About ten days ago I decided to pull out several of these poorly gessoed boards, each about 8″ x 10″. I did them in a hurry quite a while back just to use up some newly mixed gesso made from rabbit skin glue and french chalk. I was thinking I could sand them to perfection later and then use them for the intended purpose of egg tempera painting. But in all honesty they were pitiful and look more like plaster boards or scraps of drywall with the paper peeled away.
I thought of a student in Australia who made the most lovely watercolor on a plaster board. It was an image of herself as a child and would fit into a memory alter that she was making in my workshop. I will post the image I have of it below with apologies for the blurriness.
Beautiful isn’t it? Anyway the first one I attempted was the busy strokes of silver point. I was just drawing out of my head…trees are always a place to start for me. Something about the woods. Then the magical door going to who knows where. Maybe secret places.
In sanding the gessoed board with 400 grit sand paper before I started making the drawing, there appeared a weak spot right in the center of the panel. And the more I drew over it the more it chipped away. Then I put it away, but only for a few days. The above beautiful image made me think about watercoloring on the next panel.
I gathered bits and pieces from the studio and laid them out on my work table.

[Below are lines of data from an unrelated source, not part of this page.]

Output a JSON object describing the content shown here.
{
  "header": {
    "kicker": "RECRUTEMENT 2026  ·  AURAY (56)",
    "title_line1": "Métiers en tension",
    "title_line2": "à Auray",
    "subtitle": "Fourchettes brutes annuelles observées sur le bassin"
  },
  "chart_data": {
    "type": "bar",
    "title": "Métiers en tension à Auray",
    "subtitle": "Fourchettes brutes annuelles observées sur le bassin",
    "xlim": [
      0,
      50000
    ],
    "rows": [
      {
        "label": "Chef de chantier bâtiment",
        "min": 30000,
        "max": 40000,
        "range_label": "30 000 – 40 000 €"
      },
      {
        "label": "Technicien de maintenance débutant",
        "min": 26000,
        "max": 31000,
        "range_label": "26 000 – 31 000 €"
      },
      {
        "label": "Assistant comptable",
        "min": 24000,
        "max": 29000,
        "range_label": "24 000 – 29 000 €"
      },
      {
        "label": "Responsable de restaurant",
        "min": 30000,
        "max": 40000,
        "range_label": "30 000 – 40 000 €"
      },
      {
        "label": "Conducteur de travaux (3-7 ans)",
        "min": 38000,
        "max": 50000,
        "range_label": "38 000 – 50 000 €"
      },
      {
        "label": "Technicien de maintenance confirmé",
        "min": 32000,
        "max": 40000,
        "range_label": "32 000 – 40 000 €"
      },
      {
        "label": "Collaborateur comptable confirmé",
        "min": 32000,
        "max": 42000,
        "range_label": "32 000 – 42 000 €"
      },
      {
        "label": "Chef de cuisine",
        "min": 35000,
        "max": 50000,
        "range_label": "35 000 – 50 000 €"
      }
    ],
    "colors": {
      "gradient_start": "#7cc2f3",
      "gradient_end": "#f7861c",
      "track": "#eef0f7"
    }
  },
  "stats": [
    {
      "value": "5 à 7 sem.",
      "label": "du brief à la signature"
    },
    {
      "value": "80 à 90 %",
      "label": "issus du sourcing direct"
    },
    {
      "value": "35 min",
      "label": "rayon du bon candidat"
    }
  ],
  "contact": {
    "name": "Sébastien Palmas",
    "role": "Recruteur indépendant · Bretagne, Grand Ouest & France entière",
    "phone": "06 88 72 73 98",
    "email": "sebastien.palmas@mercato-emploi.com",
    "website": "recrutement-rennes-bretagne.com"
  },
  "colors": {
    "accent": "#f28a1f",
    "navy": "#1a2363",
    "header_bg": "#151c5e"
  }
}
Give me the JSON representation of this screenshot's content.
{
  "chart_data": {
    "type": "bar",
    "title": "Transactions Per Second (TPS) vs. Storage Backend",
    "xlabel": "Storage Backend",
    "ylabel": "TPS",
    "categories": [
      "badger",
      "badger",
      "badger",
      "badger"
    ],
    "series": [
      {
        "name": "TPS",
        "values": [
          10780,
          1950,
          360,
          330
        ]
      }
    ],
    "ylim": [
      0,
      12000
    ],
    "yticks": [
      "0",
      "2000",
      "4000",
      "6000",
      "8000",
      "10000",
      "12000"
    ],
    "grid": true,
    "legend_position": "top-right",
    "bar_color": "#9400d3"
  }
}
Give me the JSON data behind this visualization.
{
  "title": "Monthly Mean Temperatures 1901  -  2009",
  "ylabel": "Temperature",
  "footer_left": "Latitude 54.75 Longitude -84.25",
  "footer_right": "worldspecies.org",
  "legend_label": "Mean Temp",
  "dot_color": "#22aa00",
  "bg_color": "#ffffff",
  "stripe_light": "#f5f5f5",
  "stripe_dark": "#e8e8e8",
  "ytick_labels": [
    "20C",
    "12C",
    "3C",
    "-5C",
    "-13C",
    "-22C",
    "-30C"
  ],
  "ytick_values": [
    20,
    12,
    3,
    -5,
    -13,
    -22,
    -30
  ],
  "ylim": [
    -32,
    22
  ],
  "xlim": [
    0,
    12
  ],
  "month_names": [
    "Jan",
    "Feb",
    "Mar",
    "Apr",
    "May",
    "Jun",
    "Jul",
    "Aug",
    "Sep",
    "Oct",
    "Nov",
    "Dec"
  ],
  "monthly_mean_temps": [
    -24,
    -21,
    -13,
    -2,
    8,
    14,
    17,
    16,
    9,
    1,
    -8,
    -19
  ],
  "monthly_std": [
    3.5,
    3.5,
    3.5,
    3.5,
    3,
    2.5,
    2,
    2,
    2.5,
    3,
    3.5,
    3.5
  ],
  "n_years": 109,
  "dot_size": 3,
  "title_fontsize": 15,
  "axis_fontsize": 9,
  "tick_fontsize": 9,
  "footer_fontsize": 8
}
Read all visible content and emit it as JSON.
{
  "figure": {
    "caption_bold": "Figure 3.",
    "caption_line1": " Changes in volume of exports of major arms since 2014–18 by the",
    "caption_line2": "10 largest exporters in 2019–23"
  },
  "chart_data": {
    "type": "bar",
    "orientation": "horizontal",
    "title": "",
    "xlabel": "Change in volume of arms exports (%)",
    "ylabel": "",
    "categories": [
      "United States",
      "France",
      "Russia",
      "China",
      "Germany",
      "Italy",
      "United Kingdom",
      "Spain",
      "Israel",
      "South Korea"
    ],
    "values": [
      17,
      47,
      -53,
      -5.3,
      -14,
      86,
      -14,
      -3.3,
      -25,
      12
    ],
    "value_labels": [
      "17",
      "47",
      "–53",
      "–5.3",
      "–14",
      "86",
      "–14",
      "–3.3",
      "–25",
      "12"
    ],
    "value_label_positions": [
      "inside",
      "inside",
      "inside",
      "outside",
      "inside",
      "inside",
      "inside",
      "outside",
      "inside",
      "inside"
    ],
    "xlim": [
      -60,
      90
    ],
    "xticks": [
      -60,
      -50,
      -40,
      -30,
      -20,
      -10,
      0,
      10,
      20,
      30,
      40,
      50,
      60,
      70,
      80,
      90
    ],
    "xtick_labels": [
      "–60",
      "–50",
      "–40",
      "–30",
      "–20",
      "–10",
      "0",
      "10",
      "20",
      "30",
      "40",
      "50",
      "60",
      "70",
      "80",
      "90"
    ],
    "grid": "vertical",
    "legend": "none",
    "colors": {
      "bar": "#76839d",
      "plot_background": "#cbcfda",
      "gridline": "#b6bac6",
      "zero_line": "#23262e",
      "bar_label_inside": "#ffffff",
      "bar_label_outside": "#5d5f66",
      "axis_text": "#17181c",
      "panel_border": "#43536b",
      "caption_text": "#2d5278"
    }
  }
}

Then with watercolors and caran d’ ache crayons I made this painting. It was so soothing to be back doing something botanical in feel. I wanted to frame it in an 11″ x 14″ frame and mounted in into a box shape covered in what I thought was a nice background paper.
It took a day to get this all put together and then I did not like it, not at all. So cut a mat of off white that just covers over those rough edges and it looks so much better. I will do more like this one. It was too satisfying not to. You know how it is, the careful bleeding of colors that is immediately soaked up by the dry plaster like finish. I could have been a fresco painter in an earlier life.
Then I looked at the silver point forest and thought why not? I covered it in watercolors, then a bit of caran d’ ache to smooth out the color. Of course the silver all washed away but I just kept on adding and wiping. What I ended up with after painting, rubbing, painting and finally sanding is this.
There is something about this. The hole in the middle of the panel went all the way down to the board with all the “rough” treatment and the water mediums just washing it out bigger and bigger. I like how it is next to the window of the magic door. But I especially like how it feels like faded memories. The things that come back to us in a vague undefinable way. Those things as we age that become less clear but there somewhere. I like the image of this better than the piece itself.
And now I will pick out another of those boards that were covered with cloth and rabbit skin glue and then copious coats of hand made gesso in such a sloppy fashion. The surface is so dry and thirsty that it sucks the paint from the brush before I have much time to think. For now that is a good thing.